Hingga akhirnya dari hasil audit yang dilakukan oleh pihak YPUMK diketahui selama kurun waktu 2012 hingga 2016 terdapat 44 kali transaksi pengeluaran dana total sebesar Rp 24.679.000.000 yang tidak dapat dipertanggungjawabkan penggunaannya oleh para tersangka.
Pengeluaran dana tersebut diantaranya melalui pencairan cek milik yayasan, penarikan tunai di bank dari rekening yayasan dan penarikan tunai di kasir yayasan.
Berdasarkan hasil audit tersebut kemudian pada tahun 2020 pihak yayasan membuat laporan ke Polda Jateng. Laporan itu kemudian ditindaklanjuti oleh Ditreskrimsus Polda Jateng yang melakukan serangkaian penyelidikan hingga akhirnya pada bulan April 2022 dibuatkan surat perintah penyidikan untuk menangani kasus tersebut
“Dari hasil penyidikan dan alat bukti yang didapatkan petugas, ternyata dana tersebut dialirkan ke beberapa tempat oleh para tersangka untuk keperluan pribadi mereka.
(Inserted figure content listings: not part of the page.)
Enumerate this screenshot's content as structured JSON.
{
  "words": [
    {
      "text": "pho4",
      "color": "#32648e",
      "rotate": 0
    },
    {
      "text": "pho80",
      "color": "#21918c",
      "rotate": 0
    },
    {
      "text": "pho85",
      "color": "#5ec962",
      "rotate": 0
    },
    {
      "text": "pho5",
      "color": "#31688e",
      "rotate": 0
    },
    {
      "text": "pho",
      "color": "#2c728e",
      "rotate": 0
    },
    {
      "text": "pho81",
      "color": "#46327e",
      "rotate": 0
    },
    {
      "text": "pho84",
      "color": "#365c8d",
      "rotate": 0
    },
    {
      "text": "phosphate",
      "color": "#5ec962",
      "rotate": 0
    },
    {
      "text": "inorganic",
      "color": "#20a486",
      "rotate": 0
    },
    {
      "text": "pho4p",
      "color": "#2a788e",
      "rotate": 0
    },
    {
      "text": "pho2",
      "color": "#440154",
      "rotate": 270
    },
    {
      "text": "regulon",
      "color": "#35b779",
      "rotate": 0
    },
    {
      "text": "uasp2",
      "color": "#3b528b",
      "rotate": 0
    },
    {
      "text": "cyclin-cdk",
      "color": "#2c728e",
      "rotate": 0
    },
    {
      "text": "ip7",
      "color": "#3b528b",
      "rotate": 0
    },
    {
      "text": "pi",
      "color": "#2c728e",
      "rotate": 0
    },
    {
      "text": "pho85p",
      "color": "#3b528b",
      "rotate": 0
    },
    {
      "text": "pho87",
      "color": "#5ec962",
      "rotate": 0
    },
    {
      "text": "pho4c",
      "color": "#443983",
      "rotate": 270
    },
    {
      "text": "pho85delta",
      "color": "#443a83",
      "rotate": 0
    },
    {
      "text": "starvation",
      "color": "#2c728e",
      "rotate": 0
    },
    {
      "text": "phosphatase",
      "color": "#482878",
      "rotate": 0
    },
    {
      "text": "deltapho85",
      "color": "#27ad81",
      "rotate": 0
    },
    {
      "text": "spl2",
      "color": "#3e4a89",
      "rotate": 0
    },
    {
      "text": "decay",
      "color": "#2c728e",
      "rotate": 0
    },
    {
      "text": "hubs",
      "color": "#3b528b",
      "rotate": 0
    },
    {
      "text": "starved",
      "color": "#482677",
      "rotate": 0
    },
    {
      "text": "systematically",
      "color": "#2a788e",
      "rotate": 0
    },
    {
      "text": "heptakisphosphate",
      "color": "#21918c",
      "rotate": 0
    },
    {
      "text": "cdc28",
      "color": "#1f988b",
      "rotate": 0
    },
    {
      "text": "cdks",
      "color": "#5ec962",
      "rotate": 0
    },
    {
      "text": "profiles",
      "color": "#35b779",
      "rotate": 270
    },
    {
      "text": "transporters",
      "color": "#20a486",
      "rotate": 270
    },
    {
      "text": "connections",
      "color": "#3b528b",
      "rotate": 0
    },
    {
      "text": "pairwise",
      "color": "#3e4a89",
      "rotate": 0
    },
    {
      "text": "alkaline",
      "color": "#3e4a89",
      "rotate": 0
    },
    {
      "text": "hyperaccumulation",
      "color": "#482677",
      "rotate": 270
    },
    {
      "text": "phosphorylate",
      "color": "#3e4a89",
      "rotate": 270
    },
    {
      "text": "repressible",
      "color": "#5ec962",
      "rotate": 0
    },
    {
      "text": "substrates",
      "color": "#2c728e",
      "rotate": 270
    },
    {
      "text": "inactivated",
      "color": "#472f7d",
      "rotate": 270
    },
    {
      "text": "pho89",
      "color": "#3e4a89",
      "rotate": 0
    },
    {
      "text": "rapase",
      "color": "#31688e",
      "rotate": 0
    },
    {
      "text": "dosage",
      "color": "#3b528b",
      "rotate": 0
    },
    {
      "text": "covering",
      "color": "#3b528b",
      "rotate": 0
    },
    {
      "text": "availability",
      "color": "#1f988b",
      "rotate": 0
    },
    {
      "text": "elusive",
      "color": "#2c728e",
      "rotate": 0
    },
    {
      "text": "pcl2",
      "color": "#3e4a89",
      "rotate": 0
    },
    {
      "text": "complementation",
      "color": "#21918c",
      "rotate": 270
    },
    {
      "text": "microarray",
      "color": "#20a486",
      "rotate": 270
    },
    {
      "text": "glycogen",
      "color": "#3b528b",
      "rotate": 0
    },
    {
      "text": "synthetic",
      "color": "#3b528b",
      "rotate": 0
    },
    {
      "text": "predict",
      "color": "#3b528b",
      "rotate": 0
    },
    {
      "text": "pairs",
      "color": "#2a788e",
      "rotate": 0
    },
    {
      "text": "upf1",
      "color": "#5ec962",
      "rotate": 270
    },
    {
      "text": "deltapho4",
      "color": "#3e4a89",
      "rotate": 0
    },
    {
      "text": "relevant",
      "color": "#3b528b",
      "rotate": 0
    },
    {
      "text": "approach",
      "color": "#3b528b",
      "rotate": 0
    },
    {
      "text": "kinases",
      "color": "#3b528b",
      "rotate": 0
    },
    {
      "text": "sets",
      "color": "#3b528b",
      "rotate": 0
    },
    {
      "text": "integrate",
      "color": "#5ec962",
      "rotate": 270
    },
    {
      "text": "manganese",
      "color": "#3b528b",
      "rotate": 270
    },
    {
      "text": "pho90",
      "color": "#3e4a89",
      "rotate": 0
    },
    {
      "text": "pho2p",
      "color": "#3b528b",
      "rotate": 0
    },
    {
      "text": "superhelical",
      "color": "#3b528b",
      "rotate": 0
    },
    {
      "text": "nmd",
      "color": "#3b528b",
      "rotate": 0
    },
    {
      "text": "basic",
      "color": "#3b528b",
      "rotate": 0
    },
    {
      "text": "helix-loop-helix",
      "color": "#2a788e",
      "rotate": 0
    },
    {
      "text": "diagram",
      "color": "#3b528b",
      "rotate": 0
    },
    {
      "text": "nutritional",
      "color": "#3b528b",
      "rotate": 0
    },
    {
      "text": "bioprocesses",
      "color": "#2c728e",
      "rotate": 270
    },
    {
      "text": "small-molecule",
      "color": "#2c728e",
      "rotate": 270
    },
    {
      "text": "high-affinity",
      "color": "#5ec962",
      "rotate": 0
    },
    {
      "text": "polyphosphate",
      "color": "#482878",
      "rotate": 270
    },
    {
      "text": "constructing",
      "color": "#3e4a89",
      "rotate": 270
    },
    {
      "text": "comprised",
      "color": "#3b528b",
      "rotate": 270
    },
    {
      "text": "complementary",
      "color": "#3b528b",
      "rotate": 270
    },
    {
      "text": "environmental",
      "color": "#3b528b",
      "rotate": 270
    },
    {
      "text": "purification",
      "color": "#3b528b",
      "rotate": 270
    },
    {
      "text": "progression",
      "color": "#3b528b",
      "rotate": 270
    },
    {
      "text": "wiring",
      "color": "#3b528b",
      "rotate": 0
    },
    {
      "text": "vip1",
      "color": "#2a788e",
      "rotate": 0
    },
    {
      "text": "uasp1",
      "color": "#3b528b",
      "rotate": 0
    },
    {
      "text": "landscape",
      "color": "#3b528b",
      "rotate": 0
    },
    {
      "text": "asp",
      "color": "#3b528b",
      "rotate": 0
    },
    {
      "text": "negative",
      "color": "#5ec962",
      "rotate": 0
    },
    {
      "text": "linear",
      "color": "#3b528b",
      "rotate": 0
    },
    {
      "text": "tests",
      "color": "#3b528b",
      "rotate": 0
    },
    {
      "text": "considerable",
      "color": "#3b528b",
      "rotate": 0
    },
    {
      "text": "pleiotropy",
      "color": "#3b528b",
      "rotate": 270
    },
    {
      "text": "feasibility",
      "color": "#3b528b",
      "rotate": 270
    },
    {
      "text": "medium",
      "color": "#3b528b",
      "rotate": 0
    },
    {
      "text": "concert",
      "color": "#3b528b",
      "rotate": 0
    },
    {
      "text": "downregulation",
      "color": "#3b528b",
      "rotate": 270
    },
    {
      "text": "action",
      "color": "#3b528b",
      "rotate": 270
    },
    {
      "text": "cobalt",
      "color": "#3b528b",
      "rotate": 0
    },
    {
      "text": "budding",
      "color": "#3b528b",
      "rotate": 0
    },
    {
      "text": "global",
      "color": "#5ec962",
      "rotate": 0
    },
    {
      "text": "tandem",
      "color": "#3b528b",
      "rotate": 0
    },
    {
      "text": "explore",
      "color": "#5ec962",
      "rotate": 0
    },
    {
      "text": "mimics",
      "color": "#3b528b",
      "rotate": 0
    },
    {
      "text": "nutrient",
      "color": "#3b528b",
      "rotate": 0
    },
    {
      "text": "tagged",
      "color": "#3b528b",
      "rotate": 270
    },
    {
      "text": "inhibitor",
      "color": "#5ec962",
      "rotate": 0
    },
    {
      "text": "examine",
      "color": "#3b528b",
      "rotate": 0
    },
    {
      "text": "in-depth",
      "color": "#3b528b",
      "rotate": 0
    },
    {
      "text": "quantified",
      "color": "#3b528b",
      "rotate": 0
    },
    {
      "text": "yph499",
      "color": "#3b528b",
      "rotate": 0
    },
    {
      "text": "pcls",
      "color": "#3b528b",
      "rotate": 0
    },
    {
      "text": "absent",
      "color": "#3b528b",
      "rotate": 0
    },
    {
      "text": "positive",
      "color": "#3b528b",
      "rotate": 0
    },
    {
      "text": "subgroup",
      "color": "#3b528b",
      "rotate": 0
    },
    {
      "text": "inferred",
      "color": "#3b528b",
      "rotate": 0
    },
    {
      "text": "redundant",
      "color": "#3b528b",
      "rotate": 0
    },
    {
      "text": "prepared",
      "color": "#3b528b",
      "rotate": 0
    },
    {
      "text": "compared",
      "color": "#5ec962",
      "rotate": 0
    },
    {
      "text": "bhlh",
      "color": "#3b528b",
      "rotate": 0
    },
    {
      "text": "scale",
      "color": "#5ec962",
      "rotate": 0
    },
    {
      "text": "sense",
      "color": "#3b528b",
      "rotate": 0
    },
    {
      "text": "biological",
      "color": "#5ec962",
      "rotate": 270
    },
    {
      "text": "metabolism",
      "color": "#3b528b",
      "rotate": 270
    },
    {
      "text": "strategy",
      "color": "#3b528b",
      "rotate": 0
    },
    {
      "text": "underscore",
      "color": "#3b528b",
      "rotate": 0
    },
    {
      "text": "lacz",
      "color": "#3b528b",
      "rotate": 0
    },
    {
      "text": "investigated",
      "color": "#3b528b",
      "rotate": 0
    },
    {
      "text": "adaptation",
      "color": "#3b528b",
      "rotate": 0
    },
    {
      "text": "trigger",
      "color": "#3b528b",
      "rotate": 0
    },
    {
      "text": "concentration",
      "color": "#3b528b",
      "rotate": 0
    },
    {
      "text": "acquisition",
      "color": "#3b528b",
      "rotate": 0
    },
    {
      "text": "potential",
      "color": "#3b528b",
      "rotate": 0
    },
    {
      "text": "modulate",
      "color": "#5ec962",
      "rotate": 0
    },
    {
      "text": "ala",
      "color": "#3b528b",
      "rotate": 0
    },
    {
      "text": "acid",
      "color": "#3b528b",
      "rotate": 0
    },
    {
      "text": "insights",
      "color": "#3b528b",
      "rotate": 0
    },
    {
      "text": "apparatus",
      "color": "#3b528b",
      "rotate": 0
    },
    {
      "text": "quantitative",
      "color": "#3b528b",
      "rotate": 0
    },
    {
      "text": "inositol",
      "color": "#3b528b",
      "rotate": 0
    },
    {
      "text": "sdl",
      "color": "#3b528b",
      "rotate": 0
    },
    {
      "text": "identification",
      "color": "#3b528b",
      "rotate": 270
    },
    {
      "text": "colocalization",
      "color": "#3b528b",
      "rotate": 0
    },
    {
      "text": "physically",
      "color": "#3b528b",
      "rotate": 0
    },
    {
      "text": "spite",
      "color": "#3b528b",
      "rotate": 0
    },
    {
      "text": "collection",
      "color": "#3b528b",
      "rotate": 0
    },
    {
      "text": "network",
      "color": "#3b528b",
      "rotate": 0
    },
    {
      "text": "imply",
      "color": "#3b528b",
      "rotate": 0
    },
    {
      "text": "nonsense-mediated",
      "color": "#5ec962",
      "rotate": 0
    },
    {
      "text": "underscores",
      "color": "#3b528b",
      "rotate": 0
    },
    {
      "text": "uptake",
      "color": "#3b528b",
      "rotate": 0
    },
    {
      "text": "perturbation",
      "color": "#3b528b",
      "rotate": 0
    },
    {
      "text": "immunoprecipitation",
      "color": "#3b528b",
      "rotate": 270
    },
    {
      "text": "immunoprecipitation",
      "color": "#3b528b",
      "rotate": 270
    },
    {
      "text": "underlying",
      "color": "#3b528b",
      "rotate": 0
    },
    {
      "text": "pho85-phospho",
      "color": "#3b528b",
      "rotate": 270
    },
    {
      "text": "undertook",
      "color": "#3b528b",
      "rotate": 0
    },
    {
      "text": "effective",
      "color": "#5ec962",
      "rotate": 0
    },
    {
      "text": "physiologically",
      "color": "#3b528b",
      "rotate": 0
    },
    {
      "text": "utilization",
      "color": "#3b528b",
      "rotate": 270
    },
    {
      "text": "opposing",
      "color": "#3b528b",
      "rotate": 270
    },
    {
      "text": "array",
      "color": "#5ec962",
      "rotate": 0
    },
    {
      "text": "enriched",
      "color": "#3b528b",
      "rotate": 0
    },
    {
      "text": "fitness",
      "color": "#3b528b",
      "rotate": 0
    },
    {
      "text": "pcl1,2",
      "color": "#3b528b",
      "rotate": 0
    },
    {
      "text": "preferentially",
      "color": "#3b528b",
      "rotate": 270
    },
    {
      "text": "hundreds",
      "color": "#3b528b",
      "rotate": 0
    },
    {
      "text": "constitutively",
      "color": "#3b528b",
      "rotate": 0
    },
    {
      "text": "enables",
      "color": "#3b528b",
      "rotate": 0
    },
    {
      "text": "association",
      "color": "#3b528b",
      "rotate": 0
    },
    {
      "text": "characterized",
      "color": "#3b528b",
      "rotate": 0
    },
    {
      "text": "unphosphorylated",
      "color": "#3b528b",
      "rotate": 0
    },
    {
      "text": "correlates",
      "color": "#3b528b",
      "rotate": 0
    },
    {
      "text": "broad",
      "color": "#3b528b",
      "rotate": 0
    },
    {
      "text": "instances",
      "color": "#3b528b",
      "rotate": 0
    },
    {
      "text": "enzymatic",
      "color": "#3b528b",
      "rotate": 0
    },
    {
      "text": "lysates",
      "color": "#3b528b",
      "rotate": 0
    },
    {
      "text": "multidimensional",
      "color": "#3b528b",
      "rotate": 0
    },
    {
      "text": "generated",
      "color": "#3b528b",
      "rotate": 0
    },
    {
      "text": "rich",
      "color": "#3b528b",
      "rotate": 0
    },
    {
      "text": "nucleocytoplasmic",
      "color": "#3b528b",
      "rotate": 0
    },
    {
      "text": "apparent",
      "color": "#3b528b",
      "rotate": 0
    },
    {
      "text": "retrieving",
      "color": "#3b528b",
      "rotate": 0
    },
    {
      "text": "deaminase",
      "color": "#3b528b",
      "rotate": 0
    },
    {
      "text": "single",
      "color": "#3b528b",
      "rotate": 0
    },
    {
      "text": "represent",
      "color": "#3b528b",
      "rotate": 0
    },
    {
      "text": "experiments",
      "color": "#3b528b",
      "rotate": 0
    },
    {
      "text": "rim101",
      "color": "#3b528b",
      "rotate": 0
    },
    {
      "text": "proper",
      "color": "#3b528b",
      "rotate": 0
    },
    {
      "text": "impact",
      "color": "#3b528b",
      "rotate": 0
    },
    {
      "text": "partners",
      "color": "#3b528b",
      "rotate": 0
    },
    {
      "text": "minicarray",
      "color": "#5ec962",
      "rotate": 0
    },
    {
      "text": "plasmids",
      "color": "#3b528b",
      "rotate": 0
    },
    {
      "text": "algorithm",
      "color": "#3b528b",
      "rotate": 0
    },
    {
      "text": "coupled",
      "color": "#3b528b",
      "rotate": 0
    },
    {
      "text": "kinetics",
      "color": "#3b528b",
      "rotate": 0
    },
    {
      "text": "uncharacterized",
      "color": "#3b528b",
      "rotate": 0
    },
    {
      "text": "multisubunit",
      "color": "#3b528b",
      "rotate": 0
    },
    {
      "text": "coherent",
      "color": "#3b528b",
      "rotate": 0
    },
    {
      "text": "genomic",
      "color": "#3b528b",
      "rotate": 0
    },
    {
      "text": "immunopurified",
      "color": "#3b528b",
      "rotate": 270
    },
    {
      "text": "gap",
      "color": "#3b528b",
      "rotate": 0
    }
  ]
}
Diantaranya untuk membeli mobil, tanah dan bangunan, bahkan ada yang digunakan untuk penggandaan uang,” jelasnya.
Dana tersebut didapatkan para tersangka dengan cara melakukan konspirasi dan merekayasa berbagai dokumen guna mencairkan dana yayasan tanpa persetujuan pembina yayasan.
Tersangka MA bahkan membuat dokumen legalitas yang isinya seolah-olah membenarkan bahwa pihak yayasan memiliki hutang kepada tersangka MA.
“Atas perbuatannya, para tersangka dijerat dengan pasal 374 KUH Pidana tentang penggelapan dalam jabatan dengan ancaman maksimal 5 tahun. Selain itu juga dijerat dengan Pasal 3 dan 5 Undang-Undang No. 8 Tahun 2010 tentang pencegahan dan pemberantasan TPPU dengan ancaman maksimal 20 tahun,” tuturnya.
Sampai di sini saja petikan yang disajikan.